Der Kläger trägt die Kosten des Zulassungsverfahrens.
Der Streitwert wird für das Zulassungsverfahren auf 24,00 Euro festgesetzt.
Gründe:
Der Antrag des Klägers auf Zulassung der Berufung hat keinen Erfolg.
Die Berufung ist gemäß § 124a Abs. 5 Satz 2 VwGO zuzulassen, wenn einer der in § 124 Abs. 2 VwGO genannten Zulassungsgründe den Anforderungen des § 124a Abs. 4 Satz 4 VwGO entsprechend dargelegt wird und vorliegt. Darlegen in diesem Sinn bedeutet, unter konkreter Auseinandersetzung mit dem angegriffenen Urteil fallbezogen zu erläutern, weshalb die Voraussetzungen des jeweils geltend gemachten Zulassungsgrundes im Streitfall vorliegen. Das Oberverwaltungsgericht soll allein aufgrund der Zulassungsbegründung die Zulassungsfrage beurteilen können, also keine weiteren aufwändigen Ermittlungen anstellen müssen.
Vgl. OVG NRW, Beschluss vom 10. April 2026 - 9 A 3195/21 -, juris, Rn. 2; Seibert, in: Sodan/Ziekow, VwGO, 6. Aufl. 2025, § 124a Rn. 186, 194.
Diesen Anforderungen genügt das Zulassungsvorbringen nicht.
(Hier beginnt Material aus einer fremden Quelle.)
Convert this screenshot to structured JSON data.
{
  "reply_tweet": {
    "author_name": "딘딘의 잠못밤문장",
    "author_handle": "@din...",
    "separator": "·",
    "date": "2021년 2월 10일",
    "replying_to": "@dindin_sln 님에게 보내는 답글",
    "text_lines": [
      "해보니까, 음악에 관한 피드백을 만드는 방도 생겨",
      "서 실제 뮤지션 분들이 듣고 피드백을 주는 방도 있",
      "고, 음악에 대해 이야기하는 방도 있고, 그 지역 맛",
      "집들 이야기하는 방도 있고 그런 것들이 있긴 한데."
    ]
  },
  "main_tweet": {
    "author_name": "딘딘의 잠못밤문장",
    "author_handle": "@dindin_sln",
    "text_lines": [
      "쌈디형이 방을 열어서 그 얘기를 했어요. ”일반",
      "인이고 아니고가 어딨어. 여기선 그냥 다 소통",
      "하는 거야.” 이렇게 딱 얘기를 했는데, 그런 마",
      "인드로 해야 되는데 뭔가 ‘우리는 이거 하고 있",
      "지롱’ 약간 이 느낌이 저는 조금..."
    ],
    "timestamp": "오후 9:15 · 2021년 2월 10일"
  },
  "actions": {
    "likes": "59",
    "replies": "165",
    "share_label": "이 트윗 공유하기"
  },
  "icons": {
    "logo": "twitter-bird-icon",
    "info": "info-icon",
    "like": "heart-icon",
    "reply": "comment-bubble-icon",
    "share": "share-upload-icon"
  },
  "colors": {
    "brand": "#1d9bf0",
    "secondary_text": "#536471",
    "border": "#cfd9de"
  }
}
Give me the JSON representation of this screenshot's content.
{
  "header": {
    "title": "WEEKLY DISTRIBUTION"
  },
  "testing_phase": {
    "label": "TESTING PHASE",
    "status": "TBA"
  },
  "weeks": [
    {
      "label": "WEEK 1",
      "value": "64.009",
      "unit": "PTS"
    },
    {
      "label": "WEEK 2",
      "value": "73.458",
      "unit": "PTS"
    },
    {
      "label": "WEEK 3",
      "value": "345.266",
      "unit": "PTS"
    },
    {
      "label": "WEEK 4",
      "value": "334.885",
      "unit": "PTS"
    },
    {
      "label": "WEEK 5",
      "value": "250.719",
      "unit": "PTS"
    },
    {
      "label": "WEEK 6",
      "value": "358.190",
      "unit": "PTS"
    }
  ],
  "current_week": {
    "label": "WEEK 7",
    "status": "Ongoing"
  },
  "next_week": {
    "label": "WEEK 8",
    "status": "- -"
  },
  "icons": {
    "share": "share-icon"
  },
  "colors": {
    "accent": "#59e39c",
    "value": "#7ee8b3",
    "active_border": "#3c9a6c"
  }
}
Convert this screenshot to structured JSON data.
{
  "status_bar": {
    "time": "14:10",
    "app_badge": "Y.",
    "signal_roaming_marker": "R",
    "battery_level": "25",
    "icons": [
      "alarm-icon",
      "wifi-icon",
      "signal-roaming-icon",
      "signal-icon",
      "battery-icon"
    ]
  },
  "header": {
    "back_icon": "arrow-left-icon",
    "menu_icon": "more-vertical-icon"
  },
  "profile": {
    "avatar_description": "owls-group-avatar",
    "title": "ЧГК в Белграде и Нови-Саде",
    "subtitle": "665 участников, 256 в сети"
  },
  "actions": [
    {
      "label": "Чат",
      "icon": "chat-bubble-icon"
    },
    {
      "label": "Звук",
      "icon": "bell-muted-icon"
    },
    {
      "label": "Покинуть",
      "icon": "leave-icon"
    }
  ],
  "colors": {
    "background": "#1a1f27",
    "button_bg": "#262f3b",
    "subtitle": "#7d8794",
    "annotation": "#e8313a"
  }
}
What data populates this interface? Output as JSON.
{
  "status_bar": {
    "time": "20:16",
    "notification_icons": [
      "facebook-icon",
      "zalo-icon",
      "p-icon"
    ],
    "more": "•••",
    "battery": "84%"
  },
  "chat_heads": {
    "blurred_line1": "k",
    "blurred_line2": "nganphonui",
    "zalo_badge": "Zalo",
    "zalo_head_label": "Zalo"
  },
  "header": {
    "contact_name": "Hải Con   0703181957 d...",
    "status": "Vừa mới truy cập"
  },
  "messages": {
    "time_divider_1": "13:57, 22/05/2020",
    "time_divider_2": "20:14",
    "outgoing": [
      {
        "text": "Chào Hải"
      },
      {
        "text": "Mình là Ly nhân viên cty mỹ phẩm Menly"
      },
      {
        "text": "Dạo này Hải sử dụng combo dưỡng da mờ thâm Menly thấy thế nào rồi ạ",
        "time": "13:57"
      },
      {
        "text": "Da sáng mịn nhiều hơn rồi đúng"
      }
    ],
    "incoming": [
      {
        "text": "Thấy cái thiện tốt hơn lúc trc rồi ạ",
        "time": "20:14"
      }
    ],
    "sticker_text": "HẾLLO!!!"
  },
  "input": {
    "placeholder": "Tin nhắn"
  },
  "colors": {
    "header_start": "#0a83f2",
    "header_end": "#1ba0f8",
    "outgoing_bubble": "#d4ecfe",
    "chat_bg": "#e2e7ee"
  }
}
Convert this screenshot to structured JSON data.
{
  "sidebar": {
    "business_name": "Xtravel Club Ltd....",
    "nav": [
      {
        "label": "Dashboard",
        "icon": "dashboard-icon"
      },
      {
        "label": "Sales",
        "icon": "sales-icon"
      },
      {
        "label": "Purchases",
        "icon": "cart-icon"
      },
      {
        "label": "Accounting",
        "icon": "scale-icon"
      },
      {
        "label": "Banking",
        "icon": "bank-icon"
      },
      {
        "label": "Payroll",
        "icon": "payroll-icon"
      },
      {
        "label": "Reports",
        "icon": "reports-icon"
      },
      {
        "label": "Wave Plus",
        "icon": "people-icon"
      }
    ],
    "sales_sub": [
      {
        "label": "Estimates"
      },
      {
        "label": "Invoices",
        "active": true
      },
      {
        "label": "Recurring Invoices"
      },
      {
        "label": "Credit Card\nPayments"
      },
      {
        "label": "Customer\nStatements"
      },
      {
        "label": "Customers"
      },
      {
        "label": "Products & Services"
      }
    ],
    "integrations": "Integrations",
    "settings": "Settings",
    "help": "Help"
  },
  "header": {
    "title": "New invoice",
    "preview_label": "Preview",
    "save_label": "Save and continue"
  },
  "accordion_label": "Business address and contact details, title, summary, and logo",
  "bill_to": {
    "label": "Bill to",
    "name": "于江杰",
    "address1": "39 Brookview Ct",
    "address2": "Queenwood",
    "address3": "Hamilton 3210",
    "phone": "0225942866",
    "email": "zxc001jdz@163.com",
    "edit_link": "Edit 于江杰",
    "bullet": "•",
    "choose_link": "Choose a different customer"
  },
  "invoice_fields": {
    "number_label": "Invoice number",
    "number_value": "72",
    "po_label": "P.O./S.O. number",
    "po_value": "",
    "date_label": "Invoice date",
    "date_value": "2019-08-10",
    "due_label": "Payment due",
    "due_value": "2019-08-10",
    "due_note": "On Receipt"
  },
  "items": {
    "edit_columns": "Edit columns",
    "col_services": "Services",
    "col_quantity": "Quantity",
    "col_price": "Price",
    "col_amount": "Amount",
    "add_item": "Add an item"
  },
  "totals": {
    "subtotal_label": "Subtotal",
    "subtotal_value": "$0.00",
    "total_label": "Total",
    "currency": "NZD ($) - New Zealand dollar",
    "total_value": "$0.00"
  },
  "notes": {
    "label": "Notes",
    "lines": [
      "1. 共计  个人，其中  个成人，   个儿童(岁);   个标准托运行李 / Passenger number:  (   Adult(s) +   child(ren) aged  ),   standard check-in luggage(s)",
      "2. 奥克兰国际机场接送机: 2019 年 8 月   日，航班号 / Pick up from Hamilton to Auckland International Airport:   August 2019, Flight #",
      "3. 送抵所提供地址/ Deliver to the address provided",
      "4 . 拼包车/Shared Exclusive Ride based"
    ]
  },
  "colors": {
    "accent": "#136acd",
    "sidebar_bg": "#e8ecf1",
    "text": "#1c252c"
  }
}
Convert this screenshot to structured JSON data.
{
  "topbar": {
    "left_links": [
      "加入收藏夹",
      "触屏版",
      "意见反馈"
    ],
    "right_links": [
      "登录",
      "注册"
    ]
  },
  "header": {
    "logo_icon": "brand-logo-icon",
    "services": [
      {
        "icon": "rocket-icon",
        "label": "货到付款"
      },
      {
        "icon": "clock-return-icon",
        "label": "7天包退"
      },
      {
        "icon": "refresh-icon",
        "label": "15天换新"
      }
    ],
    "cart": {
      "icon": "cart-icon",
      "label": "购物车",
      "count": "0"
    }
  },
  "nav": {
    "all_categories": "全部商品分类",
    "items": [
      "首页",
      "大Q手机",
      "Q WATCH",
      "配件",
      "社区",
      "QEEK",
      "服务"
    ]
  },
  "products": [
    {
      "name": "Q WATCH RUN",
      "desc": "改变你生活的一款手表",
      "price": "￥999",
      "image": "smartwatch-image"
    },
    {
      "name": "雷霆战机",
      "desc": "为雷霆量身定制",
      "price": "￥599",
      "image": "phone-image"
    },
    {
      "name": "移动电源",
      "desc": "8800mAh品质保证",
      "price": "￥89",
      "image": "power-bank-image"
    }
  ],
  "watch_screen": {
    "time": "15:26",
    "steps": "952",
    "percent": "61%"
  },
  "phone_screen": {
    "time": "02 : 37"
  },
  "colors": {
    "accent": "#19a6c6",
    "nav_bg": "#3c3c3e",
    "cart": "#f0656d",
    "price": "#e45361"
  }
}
Der Kläger zeigt damit weder ernstliche Zweifel an der Richtigkeit des angegriffenen Urteils nach § 124 Abs. 2 Nr. 1 VwGO (dazu I.) noch besondere tatsächliche oder rechtliche Schwierigkeiten der Rechtssache nach § 124 Abs. 2 Nr. 2 VwGO (dazu II.), deren grundsätzliche Bedeutung im Sinn von § 124 Abs. 2 Nr. 3 VwGO (dazu III.) oder eine Divergenz nach § 124 Abs. 2 Nr. 4 VwGO auf (dazu IV.).
I. Ernstliche Zweifel im Sinn von § 124 Abs. 2 Nr. 1 VwGO sind gegeben, wenn erhebliche Gründe dafür sprechen, dass die verwaltungsgerichtliche Entscheidung einer rechtlichen Prüfung wahrscheinlich nicht standhalten wird. Sie sind (nur) begründet, wenn zumindest ein einzelner tragender Rechtssatz der angegriffenen Entscheidung oder eine erhebliche Tatsachenfeststellung mit schlüssigen Gegenargumenten in Frage gestellt wird und sich die Frage, ob die Entscheidung etwa aus anderen Gründen im Ergebnis richtig ist, nicht ohne weitergehende Prüfung der Sach- und Rechtslage beantworten lässt.
Vgl. BVerfG, Kammerbeschluss vom 18. März 2022 - 2 BvR 1232/20 -, NVwZ 2022, 789, juris, Rn. 23; VerfGH NRW, Beschluss vom 13. Oktober 2020 - VerfGH 82/20.VB-2 -, juris, Rn. 19; OVG NRW, Beschlüsse vom 10. April 2026 - 9 A 3195/21 -, juris, Rn. 5 f., und vom 17. Februar 2026 - 5 A 1683/23 -, juris, Rn. 5 f., m. w. N.
Für die Darlegung ernstlicher Zweifel genügt jedoch das bloße Anzweifeln der Richtigkeit der Entscheidung ebenso wenig wie die bloße Wiederholung des Vorbringens im erstinstanzlichen Verfahren. Erforderlich ist vielmehr, dass der die Zulassung begehrende Verfahrensbeteiligte sich substantiiert inhaltlich mit der angegriffenen Entscheidung auseinandersetzt und dabei aufzeigt, warum diese aus seiner Sicht im Ergebnis unzutreffend ist. Soweit dabei tatsächliche Feststellungen des Verwaltungsgerichts in Zweifel gezogen werden, reicht es nicht aus, bloß deren Richtigkeit in Frage zu stellen oder das schlichte Gegenteil zu behaupten. Vielmehr muss der Rechtsmittelführer konkret aufzeigen, welcher Sachverhalt zutreffend sein soll und woraus er seine Sicht der Dinge konkret ableitet.
Vgl. OVG NRW, Beschlüsse vom 10. April 2026 - 9 A 3195/21 -, juris, Rn. 7 f., vom 7. April 2026 - 9 A 1333/21 -, juris, Rn. 19 f., und vom 17. Februar 2026 - 5 A 1683/23 -, juris, Rn. 7 f., m. w. N.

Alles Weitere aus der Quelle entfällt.